The Inglewood City Council will have a light agenda which includes increasing legal fee costs, incresaing meter fees, and approve lighting work on a totally refurbished parking garage.
The city has spent millions to reopen the parking garage located at 115 S. Locust, however, they continue to pay contractors for work that should’ve already been performed before it reopened.
Juan Martin Correa dba M-Co Electric, will receive $55,200 to install colored LED lights. The staff report fails to include Correa’s license, business tax certificate, documents related to him submitting the lowest bid to perform the work and a signed contract. Correa will also receive a $20,000 ADVANCE to start the work.
Nossaman LP will have their legal services contract, Agreement 19-155, increased from $600,000 to $900,000 for matters related to transportation, specifically Senate Bill 1. The firms website detail they have extensive history in eminent domain proceedings. Will businesses along Prairie be taken to extend the Metro rail to the South Bay?
Someone alleging to be City Manager Artie Fields signed a staff report requesting to amend a portion of the Inglewood Municipal Code (IMC) to charge a pass through fee to residents who use debit/credit cards at city parking meters.

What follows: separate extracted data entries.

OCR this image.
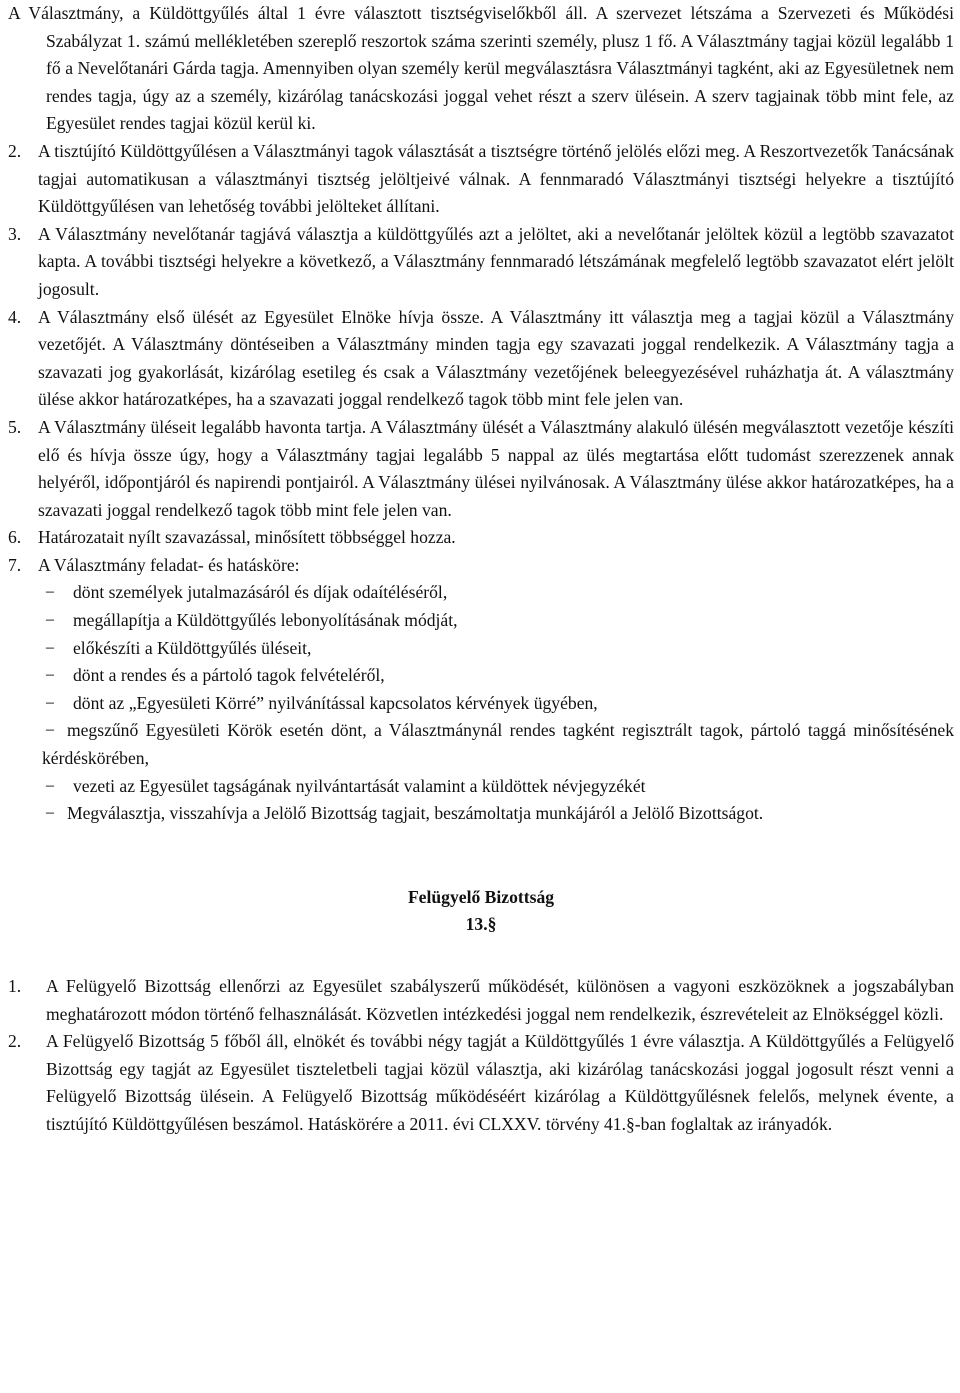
A Választmány, a Küldöttgyűlés által 1 évre választott tisztségviselőkből áll. A szervezet létszáma a Szervezeti és Működési Szabályzat 1. számú mellékletében szereplő reszortok száma szerinti személy, plusz 1 fő. A Választmány tagjai közül legalább 1 fő a Nevelőtanári Gárda tagja. Amennyiben olyan személy kerül megválasztásra Választmányi tagként, aki az Egyesületnek nem rendes tagja, úgy az a személy, kizárólag tanácskozási joggal vehet részt a szerv ülésein. A szerv tagjainak több mint fele, az Egyesület rendes tagjai közül kerül ki.

2. A tisztújító Küldöttgyűlésen a Választmányi tagok választását a tisztségre történő jelölés előzi meg. A Reszortvezetők Tanácsának tagjai automatikusan a választmányi tisztség jelöltjeivé válnak. A fennmaradó Választmányi tisztségi helyekre a tisztújító Küldöttgyűlésen van lehetőség további jelölteket állítani.
3. A Választmány nevelőtanár tagjává választja a küldöttgyűlés azt a jelöltet, aki a nevelőtanár jelöltek közül a legtöbb szavazatot kapta. A további tisztségi helyekre a következő, a Választmány fennmaradó létszámának megfelelő legtöbb szavazatot elért jelölt jogosult.
4. A Választmány első ülését az Egyesület Elnöke hívja össze. A Választmány itt választja meg a tagjai közül a Választmány vezetőjét. A Választmány döntéseiben a Választmány minden tagja egy szavazati joggal rendelkezik. A Választmány tagja a szavazati jog gyakorlását, kizárólag esetileg és csak a Választmány vezetőjének beleegyezésével ruházhatja át. A választmány ülése akkor határozatképes, ha a szavazati joggal rendelkező tagok több mint fele jelen van.
5. A Választmány üléseit legalább havonta tartja. A Választmány ülését a Választmány alakuló ülésén megválasztott vezetője készíti elő és hívja össze úgy, hogy a Választmány tagjai legalább 5 nappal az ülés megtartása előtt tudomást szerezzenek annak helyéről, időpontjáról és napirendi pontjairól. A Választmány ülései nyilvánosak. A Választmány ülése akkor határozatképes, ha a szavazati joggal rendelkező tagok több mint fele jelen van.
6. Határozatait nyílt szavazással, minősített többséggel hozza.
7. A Választmány feladat- és hatásköre:
− dönt személyek jutalmazásáról és díjak odaítéléséről,
− megállapítja a Küldöttgyűlés lebonyolításának módját,
− előkészíti a Küldöttgyűlés üléseit,
− dönt a rendes és a pártoló tagok felvételéről,
− dönt az „Egyesületi Körré” nyilvánítással kapcsolatos kérvények ügyében,
− megszűnő Egyesületi Körök esetén dönt, a Választmánynál rendes tagként regisztrált tagok, pártoló taggá minősítésének kérdéskörében,
− vezeti az Egyesület tagságának nyilvántartását valamint a küldöttek névjegyzékét
− Megválasztja, visszahívja a Jelölő Bizottság tagjait, beszámoltatja munkájáról a Jelölő Bizottságot.

Felügyelő Bizottság

13.§

1. A Felügyelő Bizottság ellenőrzi az Egyesület szabályszerű működését, különösen a vagyoni eszközöknek a jogszabályban meghatározott módon történő felhasználását. Közvetlen intézkedési joggal nem rendelkezik, észrevételeit az Elnökséggel közli.
2. A Felügyelő Bizottság 5 főből áll, elnökét és további négy tagját a Küldöttgyűlés 1 évre választja. A Küldöttgyűlés a Felügyelő Bizottság egy tagját az Egyesület tiszteletbeli tagjai közül választja, aki kizárólag tanácskozási joggal jogosult részt venni a Felügyelő Bizottság ülésein. A Felügyelő Bizottság működéséért kizárólag a Küldöttgyűlésnek felelős, melynek évente, a tisztújító Küldöttgyűlésen beszámol. Hatáskörére a 2011. évi CLXXV. törvény 41.§-ban foglaltak az irányadók.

The cost will remain at a minimum of $1.00 to use a debit/credit card but the staff report fails to detail the cost of the pass through fee.
That could explain Field’s peculiar signature under city CFO/Assistant City Manager David Esparza who is authorizing the added fee, as opposed to the city’s parking manager Mario Inga.
It’s odd parking fees and water rates are scheduled to go up, all while Mayor Butts continues to publicly declare the city will reap millions of dollars, in NEW revenue, from the NFL stadium set to open next July. You would expect that revenue to absorb the parking pass through fees and water rate increases, to put less of a financial burden on the city’s residents.
The FY 2019-20 budget shows a paltry $90,000 surplus, expenditures will exceed GANN limits and the finance department continues to finagle more money out of residents, with a looming recession predicted by top financial analysts.
Exactly how bad are Inglewood’s finances?